Yediot Ahronot’s Nadav Eyal, a consistent champion of the hostage issue, writes “It wasn’t just the personal accounts and the sense shared by some of the families that the war cabinet still doesn’t fully understand just how dire the hostages’ situation is. It was also the conflict among them [the families], which almost came to blows over the demand for an immediate and huge deal; and over which hostages’ release should be prioritised, or what has come to be referred to as the ‘categories.’” Defending the government in the sense that no “all for all” deal for a hostage exchange has been suggested by Hamas Eyal nonetheless writes that “the problem is that Israel hasn’t been operating efficiently and effectively on the diplomatic and public plane to secure the hostages’ release. For example, the hostages are being subjected to torture. That is the legal definition of physical attacks, starvation, humiliation, withholding medicine, denying medical treatment, psychological warfare and all of the other horrors that Hamas has been perpetrating against our brothers and sisters in Gaza. That message—that the hostages are being tortured—which has been reinforced by first-person accounts by people who were freed from captivity, still hasn’t been properly delivered yet. It hasn’t been sufficiently stressed. Why is it important? It is important for enlisting international support and to try to force Hamas to prove otherwise.”

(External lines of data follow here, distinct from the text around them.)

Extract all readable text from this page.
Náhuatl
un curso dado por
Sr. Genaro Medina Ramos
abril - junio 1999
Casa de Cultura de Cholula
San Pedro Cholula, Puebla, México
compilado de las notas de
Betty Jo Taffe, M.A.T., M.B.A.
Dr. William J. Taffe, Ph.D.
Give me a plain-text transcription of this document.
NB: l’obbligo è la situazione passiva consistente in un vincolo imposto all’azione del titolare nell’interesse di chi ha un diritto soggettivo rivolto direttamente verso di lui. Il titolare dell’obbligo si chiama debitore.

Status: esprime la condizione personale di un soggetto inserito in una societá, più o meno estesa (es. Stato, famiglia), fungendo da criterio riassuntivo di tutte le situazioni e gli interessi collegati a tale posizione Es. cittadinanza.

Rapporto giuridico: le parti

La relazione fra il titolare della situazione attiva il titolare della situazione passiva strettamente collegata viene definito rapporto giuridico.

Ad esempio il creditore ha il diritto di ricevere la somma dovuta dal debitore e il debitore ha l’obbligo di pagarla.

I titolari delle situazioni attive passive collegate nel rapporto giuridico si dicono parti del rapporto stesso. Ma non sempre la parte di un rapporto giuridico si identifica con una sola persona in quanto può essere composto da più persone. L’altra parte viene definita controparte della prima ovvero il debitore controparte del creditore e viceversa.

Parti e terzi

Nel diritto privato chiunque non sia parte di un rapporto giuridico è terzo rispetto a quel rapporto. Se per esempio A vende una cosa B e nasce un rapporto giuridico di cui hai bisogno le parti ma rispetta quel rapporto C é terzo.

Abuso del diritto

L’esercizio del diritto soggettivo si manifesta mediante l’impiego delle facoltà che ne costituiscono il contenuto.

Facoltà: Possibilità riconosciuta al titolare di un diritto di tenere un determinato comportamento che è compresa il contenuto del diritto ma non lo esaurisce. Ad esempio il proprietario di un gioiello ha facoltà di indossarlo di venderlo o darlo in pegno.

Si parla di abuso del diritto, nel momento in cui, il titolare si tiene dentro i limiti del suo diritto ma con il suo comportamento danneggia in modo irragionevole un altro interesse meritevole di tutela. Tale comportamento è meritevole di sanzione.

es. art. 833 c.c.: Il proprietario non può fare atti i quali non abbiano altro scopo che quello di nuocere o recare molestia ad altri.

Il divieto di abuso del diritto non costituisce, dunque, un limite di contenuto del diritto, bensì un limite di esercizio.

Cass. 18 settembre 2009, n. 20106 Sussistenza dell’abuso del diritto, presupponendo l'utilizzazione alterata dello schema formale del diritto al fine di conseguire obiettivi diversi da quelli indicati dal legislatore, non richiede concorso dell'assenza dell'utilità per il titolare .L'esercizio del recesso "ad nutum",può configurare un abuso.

Ynet details yesterday’s 15-rocket barrage from Gaza on central Israel. The attacks came only two days after the Home Front Command lifted restrictions on the Gush Dan area, with schools returning to normal. A 40-year-old man was slightly injured in Tel Aviv, where shrapnel caused damage to a city school classroom, a main street in the city, and also in the Tel Baruch beach area. Multiple rockets were launched towards the southern city of Ashkelon, where two women in their 60s were slightly injured by shrapnel.

Haaretz reports the Biden Administration’s decision to impose US visa bans on Israeli settlers who have engaged in violence against West Bank Palestinians. It is, says the paper, “the most punitive measure undertaken by the US toward Israel in decades.” US Secretary of State Anthony Blinken said “We have underscored to the Israeli government the need to do more to hold accountable extremist settlers who have committed violent attacks against Palestinians in the West Bank. As President Biden has repeatedly said, those attacks are unacceptable.”